The term "active service" or "qualifying active service" or "military service" is central to the granting of awards to all categories of applicants under the Army Pensions Acts 1923-1953, the Military Service Pensions Acts, 1924, 1934 and the Military Service Pensions (Amendment ) Act, 1949. Various levels of dissatisfaction existed on the part of veterans who were refused awards under the legislation.
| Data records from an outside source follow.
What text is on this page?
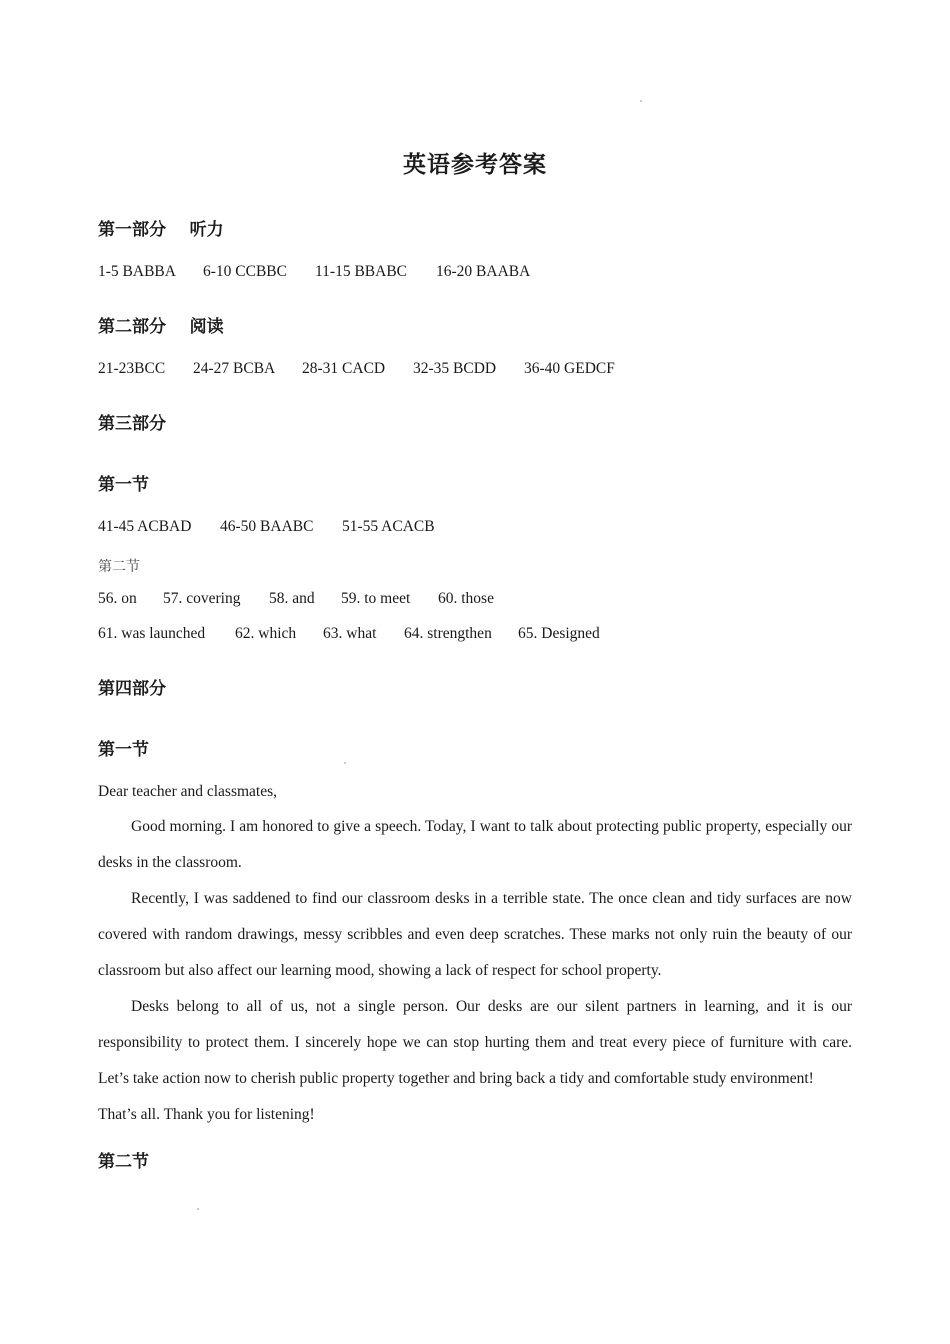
英语参考答案
第一部分    听力
1-5 BABBA	6-10 CCBBC	11-15 BBABC	16-20 BAABA
第二部分    阅读
21-23BCC	24-27 BCBA	28-31 CACD	32-35 BCDD	36-40 GEDCF
第三部分
第一节
41-45 ACBAD	46-50 BAABC	51-55 ACACB
第二节
56. on	57. covering	58. and	59. to meet	60. those
61. was launched	62. which	63. what	64. strengthen	65. Designed
第四部分
第一节

Dear teacher and classmates,

Good morning. I am honored to give a speech. Today, I want to talk about protecting public property, especially our desks in the classroom.

Recently, I was saddened to find our classroom desks in a terrible state. The once clean and tidy surfaces are now covered with random drawings, messy scribbles and even deep scratches. These marks not only ruin the beauty of our classroom but also affect our learning mood, showing a lack of respect for school property.

Desks belong to all of us, not a single person. Our desks are our silent partners in learning, and it is our responsibility to protect them. I sincerely hope we can stop hurting them and treat every piece of furniture with care. Let’s take action now to cherish public property together and bring back a tidy and comfortable study environment!

That’s all. Thank you for listening!

第二节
This led to extensive lobbying of Government and opposition elected representatives, other bodies and individuals by Old IRA Associations and veterans for a change in the application of the term "active service” as set out and applied under the Acts.

The notion and application of ‘active service’ and therefore the granting (or not) of pensions or awards evolved somewhat with the various legislative changes and is detailed in accordance with the relevant acts and new information available from Department of Defence files on these pages:

In the case of the Military Service Pensions Acts a degree of dissatisfaction with the application of the term active service by those persons refused a Certificate of Military Service is evident. Reasons were not furnished by the Board of Assessors under the Act, 1924 and the Referee under the Act, 1934 as to why applicants were not awarded certificates. The main problem appears to focus on the lack of a definition of “active service” in the legislation. This is seen in political representations, lobbying and protesting through various media by veteran’s organisations as applications and petitions made under the Act, 1949 appear to do little to satisfy those refused certificates under earlier legislation. This is very apparent in papers, submissions and representations made to the Government through the Departments of the Taoiseach, Finance and Defence in the early 1950’s by various Veterans organisations and by Public Representatives and others on behalf of individuals (see files 3/15110 and 3/13070).

There were other concerns raised by the veterans, notably health issues, medical treatment, commemorations and matters dealing with the award of Medals, for example and these can be sourced through the descriptive listing of the Departmental files now released as part of this collection. Of course, there were financial considerations too on the part of the Government of the day, as the files demonstrate.

Researchers and historians have had access in recent years to private paper collections that contain elements and copy forms relating to applications and references by prominent IRA Veterans and others in matters dealing with "pensions" claims. These papers have to be understood in context. It is only when researchers, be they historians or family members, can assess in an open and accessible manner the totality and complexity of the files in the MSP Collection that the question of why any applicant was refused a Certificate of Military Service can be studied.